Enhanced degradation of 5-sulfosalicylic acid using peroxymonosulfate activated by ordered porous silica-confined Co3O4 prepared via a solvent-free confined space strategy

As 5-sulfosalicylic acid (SSA) is extensively consumed as a medical intermediate, SSA is continuously released into the environment. Due to its poor bio-degradability, SSA in water has posed threats to aquatic organisms. Therefore, advanced oxidation processes (AOPs) should be adopted for eliminating SSA. In view of many advantages of SO4 center dot--based AOPs, it is necessary to develop SO4 center dot--based AOPs for treating SSA. As peroxy-monosulfate (PMS) is selected as a source of SO4 center dot-, a Co-based heterogeneous catalyst is fabricated by a confined space strategy (CSS) to load Co3O4 into pores of ordered porous silica (OPS). Unlike the conventionally-prepared Co-loaded OPS, which loads Co onto the template-free OPS (FS) to form CoFS, the proposed OPS-confined Co3O4 was fabricated through grinding Co into the template-retained OPS (TS), which consists of silanol groups.
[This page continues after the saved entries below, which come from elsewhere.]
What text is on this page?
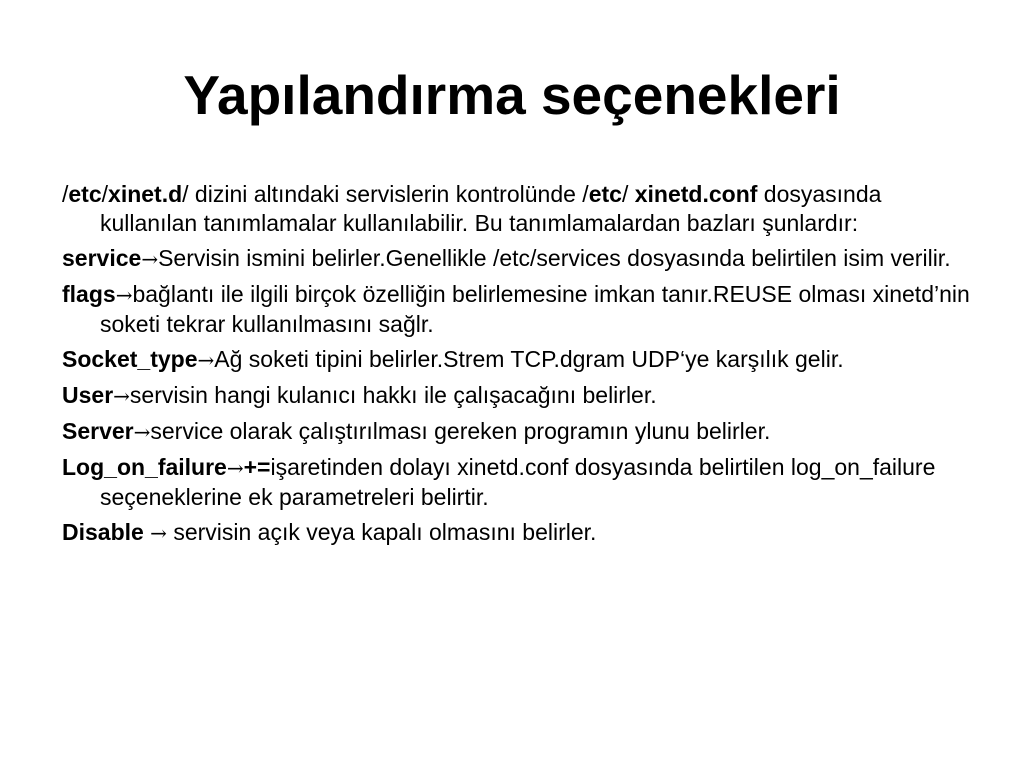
Yapılandırma seçenekleri

/etc/xinet.d/ dizini altındaki servislerin kontrolünde /etc/ xinetd.conf dosyasında kullanılan tanımlamalar kullanılabilir. Bu tanımlamalardan bazları şunlardır:

service→Servisin ismini belirler.Genellikle /etc/services dosyasında belirtilen isim verilir.

flags→bağlantı ile ilgili birçok özelliğin belirlemesine imkan tanır.REUSE olması xinetd’nin soketi tekrar kullanılmasını sağlr.

Socket_type→Ağ soketi tipini belirler.Strem TCP.dgram UDP‘ye karşılık gelir.

User→servisin hangi kulanıcı hakkı ile çalışacağını belirler.

Server→service olarak çalıştırılması gereken programın ylunu belirler.

Log_on_failure→+=işaretinden dolayı xinetd.conf dosyasında belirtilen log_on_failure seçeneklerine ek parametreleri belirtir.

Disable → servisin açık veya kapalı olmasını belirler.
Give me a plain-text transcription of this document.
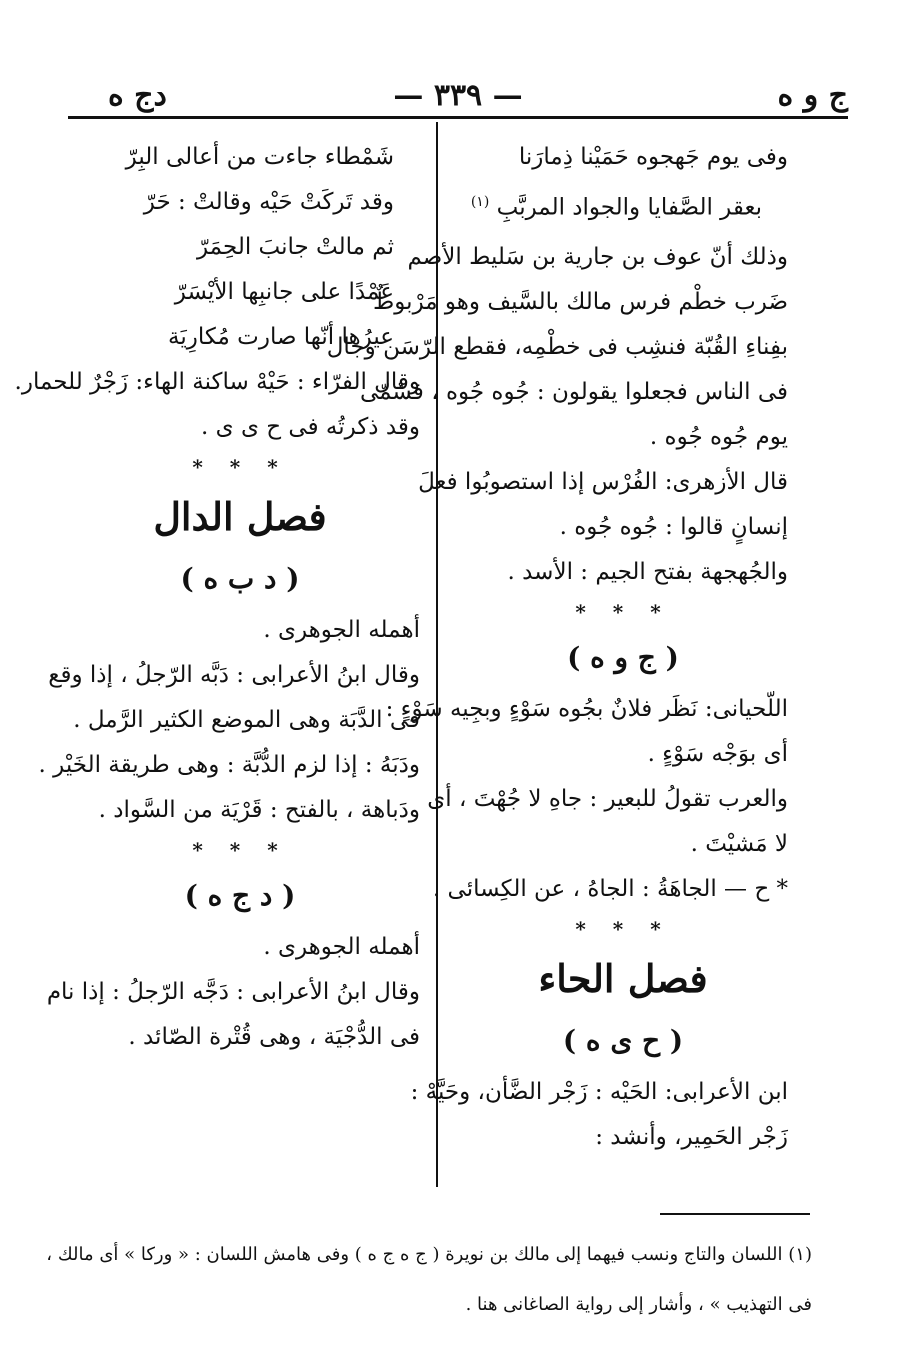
ج و ه
— ٣٣٩ —
دج ه
وفى يوم جَهجوه حَمَيْنا ذِمارَنا
بعقر الصَّفايا والجواد المربَّبِ $^{(١)}$
وذلك أنّ عوف بن جارية بن سَليط الأصم
ضَرب خطْم فرس مالك بالسَّيف وهو مَرْبوطٌ
بفِناءِ القُبّة فنشِب فى خطْمِه، فقطع الرّسَن وجال
فى الناس فجعلوا يقولون : جُوه جُوه ، فسُمّى
يوم جُوه جُوه .
قال الأزهرى: الفُرْس إذا استصوبُوا فعلَ
إنسانٍ قالوا : جُوه جُوه .
والجُهجهة بفتح الجيم : الأسد .
* * *
( ج و ه )
اللّحيانى: نَظَر فلانٌ بجُوه سَوْءٍ وبجِيه سَوْءٍ :
أى بوَجْه سَوْءٍ .
والعرب تقولُ للبعير : جاهِ لا جُهْتَ ، أى
لا مَشيْتَ .
* ح — الجاهَةُ : الجاهُ ، عن الكِسائى .
* * *
فصل الحاء
( ح ى ه )
ابن الأعرابى: الحَيْه : زَجْر الضَّأن، وحَيَّهْ :
زَجْر الحَمِير، وأنشد :
شَمْطاء جاءت من أعالى البِرّ
وقد تَركَتْ حَيْه وقالتْ : حَرّ
ثم مالتْ جانبَ الحِمَرّ
عَمْدًا على جانبِها الأيْسَرّ
عيرُها أنّها صارت مُكارِيَة
وقال الفرّاء : حَيْهْ ساكنة الهاء: زَجْرٌ للحمار.
وقد ذكرتُه فى ح ى ى .
* * *
فصل الدال
( د ب ه )
أهمله الجوهرى .
وقال ابنُ الأعرابى : دَبَّه الرّجلُ ، إذا وقع
فى الدَّبَة وهى الموضع الكثير الرَّمل .
ودَبَهُ : إذا لزم الدُّبَّة : وهى طريقة الخَيْر .
ودَباهة ، بالفتح : قَرْيَة من السَّواد .
* * *
( د ج ه )
أهمله الجوهرى .
وقال ابنُ الأعرابى : دَجَّه الرّجلُ : إذا نام
فى الدُّجْيَة ، وهى قُتْرة الصّائد .
(١) اللسان والتاج ونسب فيهما إلى مالك بن نويرة ( ج ه ج ه ) وفى هامش اللسان : « وركا » أى مالك ،
فى التهذيب » ، وأشار إلى رواية الصاغانى هنا .
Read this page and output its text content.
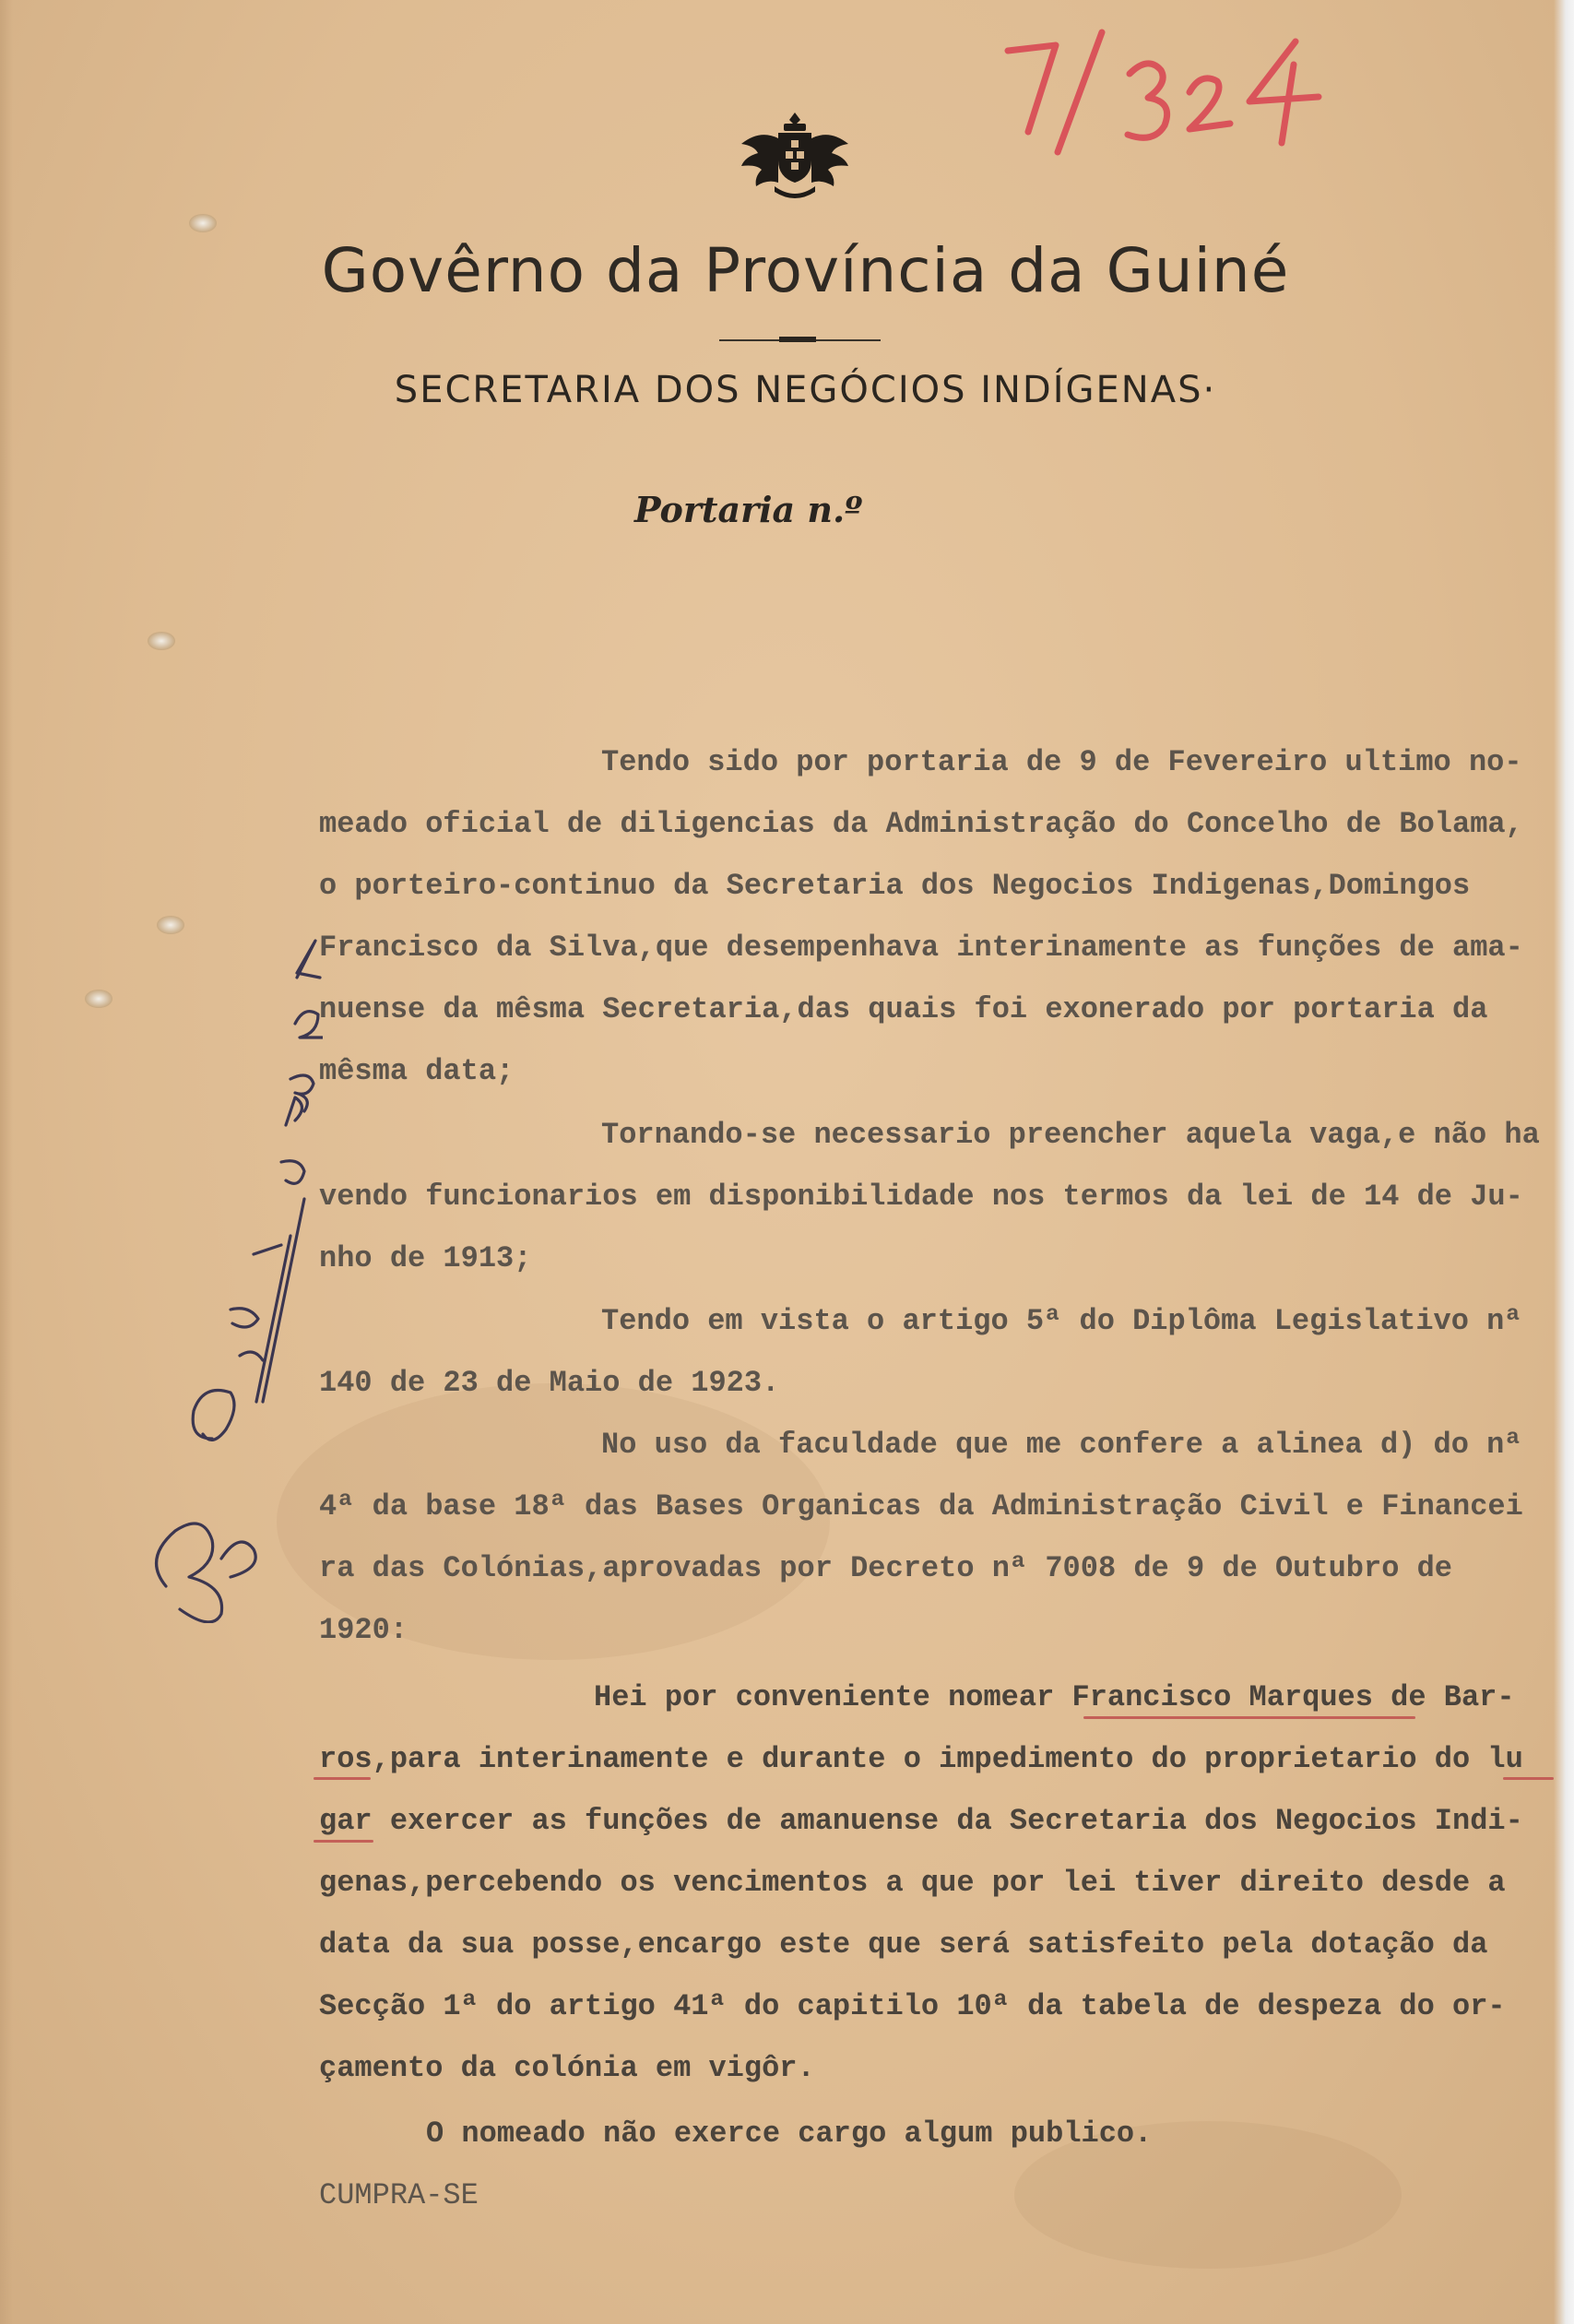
Govêrno da Província da Guiné
SECRETARIA DOS NEGÓCIOS INDÍGENAS·
Portaria n.º
Tendo sido por portaria de 9 de Fevereiro ultimo no-
meado oficial de diligencias da Administração do Concelho de Bolama,
o porteiro-continuo da Secretaria dos Negocios Indigenas,Domingos
Francisco da Silva,que desempenhava interinamente as funções de ama-
nuense da mêsma Secretaria,das quais foi exonerado por portaria da
mêsma data;
Tornando-se necessario preencher aquela vaga,e não ha
vendo funcionarios em disponibilidade nos termos da lei de 14 de Ju-
nho de 1913;
Tendo em vista o artigo 5ª do Diplôma Legislativo nª
140 de 23 de Maio de 1923.
No uso da faculdade que me confere a alinea d) do nª
4ª da base 18ª das Bases Organicas da Administração Civil e Financei
ra das Colónias,aprovadas por Decreto nª 7008 de 9 de Outubro de
1920:
Hei por conveniente nomear Francisco Marques de Bar-
ros,para interinamente e durante o impedimento do proprietario do lu
gar exercer as funções de amanuense da Secretaria dos Negocios Indi-
genas,percebendo os vencimentos a que por lei tiver direito desde a
data da sua posse,encargo este que será satisfeito pela dotação da
Secção 1ª do artigo 41ª do capitilo 10ª da tabela de despeza do or-
çamento da colónia em vigôr.
O nomeado não exerce cargo algum publico.
CUMPRA-SE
The OH groups of these silanol groups attract Co precursors and facilitate insertion of Co into pores of TS, resulting in CoTS. These morphologic differences between CoTS and CoFS leads to significantly different catalytic activities for PMS activation to degrade SSA. When CoFS is incapable of activating PMS effectively to degrade SSA, CoTS-activated PMS completely degrades SSA within 60 min. CoTS also exhibits much higher catalytic activities than commercial Co3O4 NPs for activating PMS to degrade SSA. In addition, CoTS-activated PMS shows a lower E-a than other catalysts for activating PMS to degrade pollutants. Degradation pathway of SSA is also proposed based on degradation intermediates. These results and findings validate that CoTS can be a promising and advantageous heterogeneous catalyst, which could be conveniently prepared, for activating PMS to degrade the emerging contaminant, SSA.